Javier goes over a great example where each of the 3 methods are used to interpret a model’s predictions for some uncertain inputs. Here, traditional approaches to interpretability struggle due to a lack of strong evidence for any class or conflicting evidence for multiple classes. A counterfactual approach allows CLUE to give the most useful observations at 29m 41s.
User Study to Show the Value of Uncertainty Estimates
The authors of CLUE wanted to test and see if any of this information on uncertainty is useful and actually make a difference to practitioners. A human simulability task was set up with the idea that an explanation should give a user enough insight to be able to predict how a model is going to behave in an unforeseen circumstance.

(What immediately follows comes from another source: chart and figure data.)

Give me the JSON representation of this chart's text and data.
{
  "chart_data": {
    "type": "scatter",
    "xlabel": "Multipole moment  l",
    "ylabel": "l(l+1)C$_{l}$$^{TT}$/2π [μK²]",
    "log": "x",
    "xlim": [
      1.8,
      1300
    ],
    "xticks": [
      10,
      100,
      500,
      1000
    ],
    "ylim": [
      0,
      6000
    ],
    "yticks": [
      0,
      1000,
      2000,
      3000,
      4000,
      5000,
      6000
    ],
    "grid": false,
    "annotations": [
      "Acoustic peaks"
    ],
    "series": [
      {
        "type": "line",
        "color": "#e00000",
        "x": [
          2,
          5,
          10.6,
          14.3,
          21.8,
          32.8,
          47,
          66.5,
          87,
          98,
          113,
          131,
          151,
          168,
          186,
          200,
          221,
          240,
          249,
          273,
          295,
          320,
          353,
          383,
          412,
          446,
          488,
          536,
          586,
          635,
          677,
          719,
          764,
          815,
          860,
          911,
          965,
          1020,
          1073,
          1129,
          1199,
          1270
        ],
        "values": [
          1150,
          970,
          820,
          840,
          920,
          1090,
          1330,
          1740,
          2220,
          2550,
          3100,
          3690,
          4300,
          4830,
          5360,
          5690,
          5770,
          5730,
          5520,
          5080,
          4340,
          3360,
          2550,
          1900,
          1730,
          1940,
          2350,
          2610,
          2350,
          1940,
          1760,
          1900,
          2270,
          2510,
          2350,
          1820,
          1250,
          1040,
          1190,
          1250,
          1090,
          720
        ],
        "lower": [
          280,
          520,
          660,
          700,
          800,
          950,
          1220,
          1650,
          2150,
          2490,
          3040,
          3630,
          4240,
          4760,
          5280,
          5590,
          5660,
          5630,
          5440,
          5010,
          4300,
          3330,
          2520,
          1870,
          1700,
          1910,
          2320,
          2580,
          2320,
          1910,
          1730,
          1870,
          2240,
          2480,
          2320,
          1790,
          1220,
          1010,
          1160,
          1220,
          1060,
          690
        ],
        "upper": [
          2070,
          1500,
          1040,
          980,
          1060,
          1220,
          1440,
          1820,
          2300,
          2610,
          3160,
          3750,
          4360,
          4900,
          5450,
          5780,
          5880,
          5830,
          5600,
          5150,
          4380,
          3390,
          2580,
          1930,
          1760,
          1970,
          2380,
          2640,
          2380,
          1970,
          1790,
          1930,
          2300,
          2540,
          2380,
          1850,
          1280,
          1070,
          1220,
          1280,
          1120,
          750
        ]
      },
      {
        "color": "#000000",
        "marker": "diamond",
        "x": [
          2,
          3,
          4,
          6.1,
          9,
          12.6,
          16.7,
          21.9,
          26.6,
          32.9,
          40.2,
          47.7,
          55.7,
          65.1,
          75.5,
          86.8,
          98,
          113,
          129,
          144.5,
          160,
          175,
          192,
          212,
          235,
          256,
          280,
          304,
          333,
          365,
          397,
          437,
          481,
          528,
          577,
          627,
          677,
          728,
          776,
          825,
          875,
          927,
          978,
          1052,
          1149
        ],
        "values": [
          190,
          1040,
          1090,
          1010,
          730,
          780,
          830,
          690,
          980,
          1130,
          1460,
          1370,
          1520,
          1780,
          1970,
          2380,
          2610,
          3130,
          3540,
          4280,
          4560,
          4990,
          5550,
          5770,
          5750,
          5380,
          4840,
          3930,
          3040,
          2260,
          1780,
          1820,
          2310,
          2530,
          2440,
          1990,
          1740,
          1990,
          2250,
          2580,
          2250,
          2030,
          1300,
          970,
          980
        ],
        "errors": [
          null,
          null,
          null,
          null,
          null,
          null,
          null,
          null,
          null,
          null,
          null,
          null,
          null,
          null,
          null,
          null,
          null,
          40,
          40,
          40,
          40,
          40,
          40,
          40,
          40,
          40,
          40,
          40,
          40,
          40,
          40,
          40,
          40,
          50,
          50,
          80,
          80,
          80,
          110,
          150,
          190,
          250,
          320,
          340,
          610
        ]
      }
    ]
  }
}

The setup can be found at 31m 10s. There are 4 approaches (groups) tested: CLUE, Random (randomly select points), Sensitivity (similar to CLUE but doesn’t take the step of restricting the hypothesis space of explanations to plausible inputs), and Human (actual people selecting relevant counterfactual explanations). Each approach has 10 “users” that will be shown its explanations. Each group is given some uncertain inputs and their explanations, and then asked to predict if their model will be certain or uncertain on some new inputs.
The results show that users provided with CLUEs did significantly better, with an accuracy of 82.22% over the average accuracy from the other approaches of 58.89%.
A similar experiment was held using images and can be found at 35m 36s.
Feature importance methods such as LIME have been valuable in interpretability, but as demonstrated, has its drawbacks such as an inability to represent extremely non-linear functions. An alternative to feature importance methods are counterfactual explanations that aim to tell how a decision was to change if some input factor were different.
Recently, the field of uncertainty aware NNs has gained a lot of traction. Uncertainty awareness opens up a whole new family of questions relating to ML interpretability which traditional methods are not well suited to answer. CLUE represents a first step towards reconciling ML interpretability and uncertainty. This method has shown success in helping users identify points for which their model is uncertainty and shows great potential in the growing field of interpretability.
Cool Stuff to Check Out
Towards A Rigorous Science of Interpretable Machine Learning by Finale Doshi-Velez and Been Kim
Interesting questions from the video:
- Can you talk a little bit about how CLUE compares to other explainability techniques and what gives it an advantage over others? 38m 38s
- Could counterfactuals be used to understand the effect of missing data and maybe optimal replacement missing data? 45m 16s
- Can you speak a little more on determining distribution data on CLUE? 50m 03s
All information and ideas presented in this post are that of the speaker and the talk.